Aschersleben, 24 Stunden Rollerrennen 2006

Aschersleben, 24 Stunden Rollerrennen 2006

Nach den 24 Stunden Oschersleben sind meine Männer Peter und Stefan gleich zum nächsten 24 Stunden Rennen nach Aschersleben gefahren. Ich habe mir ein paar Tage Urlaub bei Katrin und Oli in Dresden gegönnt. An dieser Stelle nochmals Danke für die schönen Tage in eurer Talmühle. Freitag Nachmittag sind dann Oli und ich in Aschersleben eingetrudelt.

Die Stimmung war gut. Der Roller, ein Gilera Runner VXR 180 ccm 4-Takt, war von Markus Jung und Thomas Anger hervorragend vorbereitet und lief wie am Schnürchen. Stefan konnte im freien Training eine Rundenzeit von 59,7 sek. für sich verbuchen. Am Abend wurde die Strategie fürs Rennen von den Fahrer (Markus Jung, Markus Zimmermann (Zimbo), Markus Lüghausen und Stefan), sowie von den Mechanikern (Thomas Anger, Mario Schumacher, Falco Hill und Peter Merkens) festgelegt.

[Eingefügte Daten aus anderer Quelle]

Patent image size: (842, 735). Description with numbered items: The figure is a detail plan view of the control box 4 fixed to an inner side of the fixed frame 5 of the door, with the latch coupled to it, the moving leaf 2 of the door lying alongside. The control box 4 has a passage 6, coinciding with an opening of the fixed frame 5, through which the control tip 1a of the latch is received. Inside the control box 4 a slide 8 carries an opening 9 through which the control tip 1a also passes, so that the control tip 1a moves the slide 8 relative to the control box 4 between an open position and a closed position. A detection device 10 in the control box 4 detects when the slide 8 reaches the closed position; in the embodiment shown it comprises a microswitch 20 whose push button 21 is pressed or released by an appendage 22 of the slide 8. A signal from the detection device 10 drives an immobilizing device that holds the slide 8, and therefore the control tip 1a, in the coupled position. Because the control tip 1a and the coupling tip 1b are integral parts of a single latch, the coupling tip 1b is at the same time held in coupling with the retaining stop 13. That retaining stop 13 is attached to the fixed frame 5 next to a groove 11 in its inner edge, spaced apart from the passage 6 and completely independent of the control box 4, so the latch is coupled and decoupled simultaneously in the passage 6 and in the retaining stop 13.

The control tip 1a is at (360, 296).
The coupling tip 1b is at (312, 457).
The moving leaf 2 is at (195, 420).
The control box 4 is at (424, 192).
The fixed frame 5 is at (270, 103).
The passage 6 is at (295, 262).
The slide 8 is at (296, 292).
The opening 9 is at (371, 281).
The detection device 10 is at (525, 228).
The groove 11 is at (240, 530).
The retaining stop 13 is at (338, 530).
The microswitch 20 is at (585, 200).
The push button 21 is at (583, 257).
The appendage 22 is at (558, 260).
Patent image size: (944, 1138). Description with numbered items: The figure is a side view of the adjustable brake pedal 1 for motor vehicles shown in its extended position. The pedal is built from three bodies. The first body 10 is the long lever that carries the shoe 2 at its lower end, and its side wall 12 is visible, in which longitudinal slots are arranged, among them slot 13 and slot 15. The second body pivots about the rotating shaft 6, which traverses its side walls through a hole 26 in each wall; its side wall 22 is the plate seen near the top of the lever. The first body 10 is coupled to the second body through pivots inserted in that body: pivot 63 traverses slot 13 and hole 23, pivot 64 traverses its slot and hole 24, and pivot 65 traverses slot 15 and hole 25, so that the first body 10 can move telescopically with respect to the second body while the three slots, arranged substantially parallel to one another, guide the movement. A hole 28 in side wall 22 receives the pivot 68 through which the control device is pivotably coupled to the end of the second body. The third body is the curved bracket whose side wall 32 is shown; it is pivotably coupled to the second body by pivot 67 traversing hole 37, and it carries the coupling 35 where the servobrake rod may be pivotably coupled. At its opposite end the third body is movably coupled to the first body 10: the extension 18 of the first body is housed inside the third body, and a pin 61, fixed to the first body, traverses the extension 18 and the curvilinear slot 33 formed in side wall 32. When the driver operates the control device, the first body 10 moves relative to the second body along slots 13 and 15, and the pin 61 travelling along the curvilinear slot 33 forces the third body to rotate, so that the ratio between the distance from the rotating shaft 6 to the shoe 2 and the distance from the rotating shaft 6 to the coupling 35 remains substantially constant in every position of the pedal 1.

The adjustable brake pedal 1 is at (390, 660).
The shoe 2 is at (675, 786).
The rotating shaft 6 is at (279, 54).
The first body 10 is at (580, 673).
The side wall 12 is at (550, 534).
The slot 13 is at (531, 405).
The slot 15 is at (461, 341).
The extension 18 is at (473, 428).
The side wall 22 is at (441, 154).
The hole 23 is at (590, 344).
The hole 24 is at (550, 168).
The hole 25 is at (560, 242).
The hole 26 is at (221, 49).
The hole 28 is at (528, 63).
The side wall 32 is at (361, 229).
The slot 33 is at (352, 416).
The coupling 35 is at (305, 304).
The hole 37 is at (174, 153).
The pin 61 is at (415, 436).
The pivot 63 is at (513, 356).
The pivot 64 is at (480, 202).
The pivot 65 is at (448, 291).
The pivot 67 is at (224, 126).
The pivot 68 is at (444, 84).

Zimbo fuhr den Start. Leider kam er vom Start nicht so gut weg, und fuhr als Vorletzter los. Doch das sollte für Zimbo kein Problem sein. Als er nach 2 Stunden Fahrt an Stefan übergab, lag er bereits mit 2 Runden Vorsprung an 1. Stelle gesamt. Stefan konnte den Vorsprung nach weiteren 2 Stunden auf 5 Runden Vorsprung ausbauen.

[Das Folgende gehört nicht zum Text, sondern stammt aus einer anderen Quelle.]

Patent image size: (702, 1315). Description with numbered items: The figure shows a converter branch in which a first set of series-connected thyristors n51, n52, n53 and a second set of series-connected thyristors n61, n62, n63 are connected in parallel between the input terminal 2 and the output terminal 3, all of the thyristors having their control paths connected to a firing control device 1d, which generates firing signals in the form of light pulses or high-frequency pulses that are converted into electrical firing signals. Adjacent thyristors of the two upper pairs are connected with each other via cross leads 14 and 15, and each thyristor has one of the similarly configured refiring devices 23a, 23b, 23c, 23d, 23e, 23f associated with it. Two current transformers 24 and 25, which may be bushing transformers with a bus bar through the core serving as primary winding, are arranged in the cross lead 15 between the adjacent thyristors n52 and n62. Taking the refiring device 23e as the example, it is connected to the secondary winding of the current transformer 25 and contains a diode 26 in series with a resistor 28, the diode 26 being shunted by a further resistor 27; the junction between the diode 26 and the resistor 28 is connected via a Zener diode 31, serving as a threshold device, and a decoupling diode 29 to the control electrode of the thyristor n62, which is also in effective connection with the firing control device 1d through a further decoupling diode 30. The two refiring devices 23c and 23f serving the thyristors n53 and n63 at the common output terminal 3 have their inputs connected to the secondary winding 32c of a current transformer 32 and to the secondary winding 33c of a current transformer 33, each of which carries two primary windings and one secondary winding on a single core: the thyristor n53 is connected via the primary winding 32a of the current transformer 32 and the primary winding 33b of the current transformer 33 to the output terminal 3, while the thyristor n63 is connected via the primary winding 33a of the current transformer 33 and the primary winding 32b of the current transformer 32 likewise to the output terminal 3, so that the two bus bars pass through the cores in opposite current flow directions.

Eine unserer Stärken lag darin, das alle 4 Fahrer in der Lage waren konstante Rundenzeiten von 1.00 - 1.03 zu fahren. Außerdem fuhren Zimbo und Stefan teilweise Turns von 2 Stunden, was uns einige Wechsel ersparte. Bis in der Nacht um 23.45 Uhr lagen wir mit 19 Runden Vorsprung immer noch an 1. Stelle. Dann hatten wir einen großen Boxenstopp. Dabei haben wir ca. 6 Runden verloren. Gegen 00.30 Uhr haben wir aufgrund des immer stärker einsetzenden Regens auf Regenreifen gewechselt, und verloren weitere 6 Runden.

Im Gegensatz zu anderen Teams funktionierten unsere Regenreifen nicht so optimal, und wir eierten Runde um Runde so dahin. Die Aprilia konnte sich so an uns vorbeischieben und sogar 19 Runden Vorsprung herausfahren. Gegen Morgengrauen hörte der Regen auf. Um nicht noch mehr Runden zu verlieren, sind wir sogar das Risiko eingegangen und sind im Trockenen weiter mit den Reifen draußen geblieben. Die Strecke trocknete ab, und endlich konnten wir wieder ein wenig aufholen.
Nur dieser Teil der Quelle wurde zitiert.